I’d like to share a story of a man that through an agonizing desire to understand Daniel 9, came to discover the final chapter of the story, and he gave his life to Jesus Christ.
This is the story of Leopold Cohn, born in the Orthodox Jewish community of Brezezna, Hungary in 1862. When he was 7 both his parents died and he was left to fend for himself. Feeling a call from God, he set out to become a rabbi and graduated with high marks from the Talmudic academy at the age of 18. Soon he was married and in keeping with the custom of the time moved into the home of his wife’s parents. This allowed him a great deal of free time to study the Hebrew Scriptures (what we call the Old Testament) and the Talmud, the collected writings of leading rabbis commenting on the Scriptures.
Every morning he repeated the 12th article of the Jewish creed: “I believe with a perfect faith in the coming of the Messiah, and though he tarry, yet will I wait daily for his coming.” As he studied one question bothered him: “Why does the Messiah not come to deliver his people?” He discovered other rabbis had wrestled with the same question. As he continued to study he concluded the Messiah should have come long ago. He decided to study the words of the Hebrew prophets for himself. He paid particular attention to Daniel’s prophecy of the “70 weeks” in Daniel 9:24-27. It seemed plain that Daniel predicted the coming of Messiah some 400-500 years after the prophecy was given. But that was 2500 years ago and the rabbis said that Messiah had not yet come. How could he resolve this contradiction?
He took it upon himself to visit with an older rabbi. When he posed the question, the older man advised him to drop the subject or he might lose his career. He suggested Leopold should go to New York where people were more free to discuss such forbidden topics. Emboldened, Leopold left his family behind and traveled to New York in search of the truth about the Messiah.
Soon after he arrived in 1892 the young rabbi passed by a church in a Jewish section of the city. A small sign advertised “Meetings for Jews.” The minister gave Leopold a copy of the New Testament and urged him to read it. He did so, starting at 11:00 in the morning and finishing at 1:00 a.m. the next day. He did not understand everything, but he concluded Jesus Christ was the promised Messiah. He was the one of whom Daniel had written, the one whose coming was predicted hundreds of years earlier. Not long after that Leopold trusted Jesus Christ as his Lord and Savior.
Little did he know the sorrow and hate that would come to him because of his act of faith. He would face years of vicious attacks from his Jewish brothers who felt he had betrayed their ancient faith. Eventually Leopold set up a storefront mission in the Brownsville section of New York. Life itself had but one purpose—to tell others that the Messiah had already come and that his name is Jesus Christ. That mission eventually became Chosen People Ministries. (Story of Cohn from a sermon by Ray Pritchard)

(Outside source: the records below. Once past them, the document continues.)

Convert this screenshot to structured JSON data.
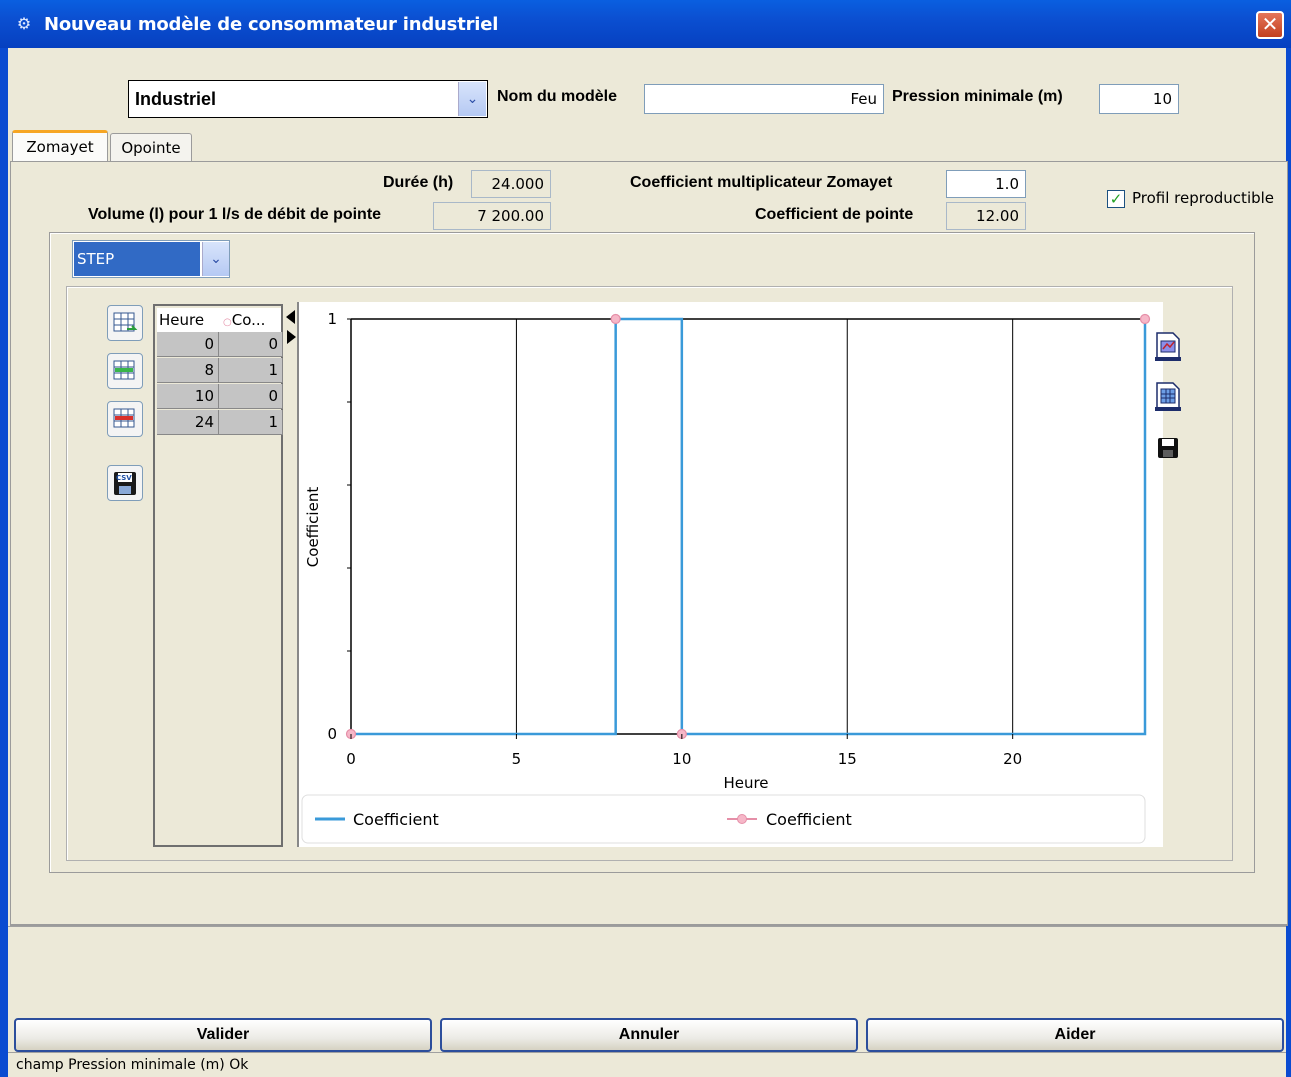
{
  "window": {
    "title": "Nouveau modèle de consommateur industriel",
    "close_label": "✕"
  },
  "header": {
    "type_selected": "Industriel",
    "model_name_label": "Nom du modèle",
    "model_name_value": "Feu",
    "min_pressure_label": "Pression minimale (m)",
    "min_pressure_value": "10"
  },
  "tabs": [
    {
      "label": "Zomayet",
      "active": true
    },
    {
      "label": "Opointe",
      "active": false
    }
  ],
  "params": {
    "duration_label": "Durée (h)",
    "duration_value": "24.000",
    "volume_label": "Volume (l) pour 1 l/s de débit de pointe",
    "volume_value": "7 200.00",
    "multiplier_label": "Coefficient multiplicateur Zomayet",
    "multiplier_value": "1.0",
    "peak_coef_label": "Coefficient de pointe",
    "peak_coef_value": "12.00",
    "reproducible_label": "Profil reproductible",
    "reproducible_checked": true
  },
  "curve_type": "STEP",
  "table": {
    "headers": [
      "Heure",
      "Co..."
    ],
    "rows": [
      [
        "0",
        "0"
      ],
      [
        "8",
        "1"
      ],
      [
        "10",
        "0"
      ],
      [
        "24",
        "1"
      ]
    ]
  },
  "chart_data": {
    "type": "line",
    "step": true,
    "xlabel": "Heure",
    "ylabel": "Coefficient",
    "xlim": [
      0,
      24
    ],
    "ylim": [
      0,
      1
    ],
    "x_ticks": [
      "0",
      "5",
      "10",
      "15",
      "20"
    ],
    "x_tick_values": [
      0,
      5,
      10,
      15,
      20
    ],
    "y_ticks": [
      "0",
      "1"
    ],
    "y_tick_values": [
      0,
      1
    ],
    "series": [
      {
        "name": "Coefficient",
        "x": [
          0,
          8,
          10,
          24
        ],
        "y": [
          0,
          1,
          0,
          1
        ],
        "color": "#3a9ad9",
        "style": "step-line"
      },
      {
        "name": "Coefficient",
        "x": [
          0,
          8,
          10,
          24
        ],
        "y": [
          0,
          1,
          0,
          1
        ],
        "color": "#e58fa8",
        "style": "markers"
      }
    ],
    "legend_position": "bottom"
  },
  "buttons": {
    "validate": "Valider",
    "cancel": "Annuler",
    "help": "Aider"
  },
  "status": "champ Pression minimale (m) Ok",
  "colors": {
    "titlebar": "#0a5fe0",
    "selection": "#316ac5",
    "step_line": "#3a9ad9",
    "marker": "#e58fa8"
  }
}
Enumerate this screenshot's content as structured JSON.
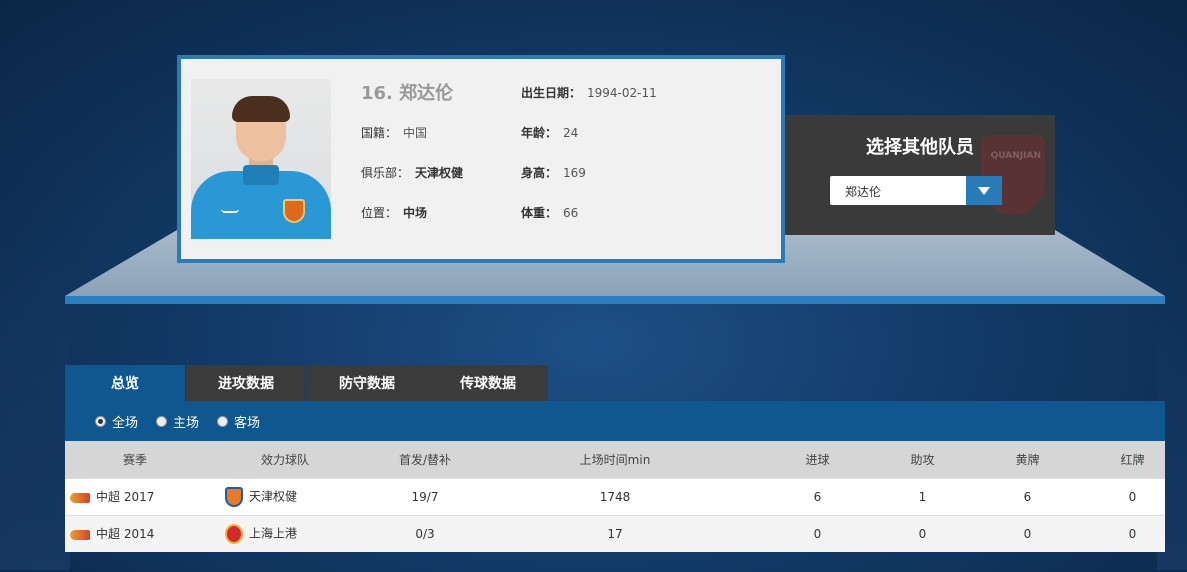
{
  "player": {
    "title": "16. 郑达伦",
    "fields": {
      "birth_label": "出生日期：",
      "birth_value": "1994-02-11",
      "nation_label": "国籍：",
      "nation_value": "中国",
      "age_label": "年龄：",
      "age_value": "24",
      "club_label": "俱乐部：",
      "club_value": "天津权健",
      "height_label": "身高：",
      "height_value": "169",
      "position_label": "位置：",
      "position_value": "中场",
      "weight_label": "体重：",
      "weight_value": "66"
    }
  },
  "select_panel": {
    "title": "选择其他队员",
    "selected": "郑达伦"
  },
  "tabs": [
    {
      "label": "总览",
      "active": true
    },
    {
      "label": "进攻数据",
      "active": false
    },
    {
      "label": "防守数据",
      "active": false
    },
    {
      "label": "传球数据",
      "active": false
    }
  ],
  "filters": [
    {
      "label": "全场",
      "checked": true
    },
    {
      "label": "主场",
      "checked": false
    },
    {
      "label": "客场",
      "checked": false
    }
  ],
  "table": {
    "headers": [
      "赛季",
      "效力球队",
      "首发/替补",
      "上场时间min",
      "进球",
      "助攻",
      "黄牌",
      "红牌"
    ],
    "rows": [
      {
        "season": "中超 2017",
        "team": "天津权健",
        "starts": "19/7",
        "minutes": "1748",
        "goals": "6",
        "assists": "1",
        "yellow": "6",
        "red": "0"
      },
      {
        "season": "中超 2014",
        "team": "上海上港",
        "starts": "0/3",
        "minutes": "17",
        "goals": "0",
        "assists": "0",
        "yellow": "0",
        "red": "0"
      }
    ]
  },
  "colors": {
    "accent_blue": "#11578f",
    "border_blue": "#2c7ab8",
    "tab_dark": "#3b3b3b"
  }
}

Many of you know Alan Shore, a friend and former pastor in our sister church in Nooksack, who now works for Chosen People’s Ministries, traveling around the world with his one man play, “A Chosen Vessel” on the life of Paul. Many years later a man named Moise Rosen left Chosen People’s Ministries to form Jews for Jesus, another organization dedicated to bring the final chapter of the book to the Jewish People, so they can know the truth of the Messiah. I knew Moise Rosen in my days of San Francisco, when Jews for Jesus used our building for their own gatherings… Wonderful ministry…

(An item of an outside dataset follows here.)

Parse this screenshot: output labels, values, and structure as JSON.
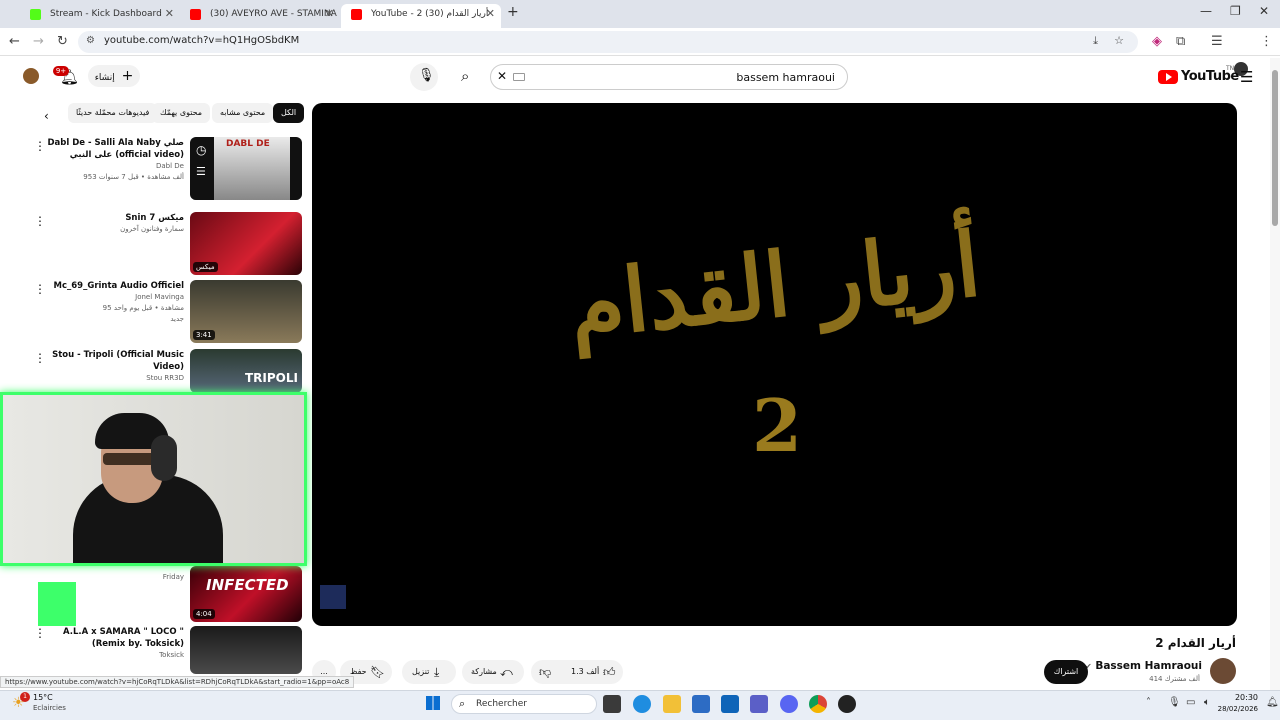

Confidence. Assurance. Knowing Jesus. Nothing more important. I would not advice anyone read Moby Dick without reading the final chapter. You will be haunted. I would not advise anyone to read the Bible and leave off the story of Jesus. For it is in Jesus that all the prophecies make sense. It is in Jesus that we can walk with confidence in this day of trouble. He alone is the way to life. Apart from him there is no salvation. He is the promised Messiah of Israel and the Savior of all those who trust in him.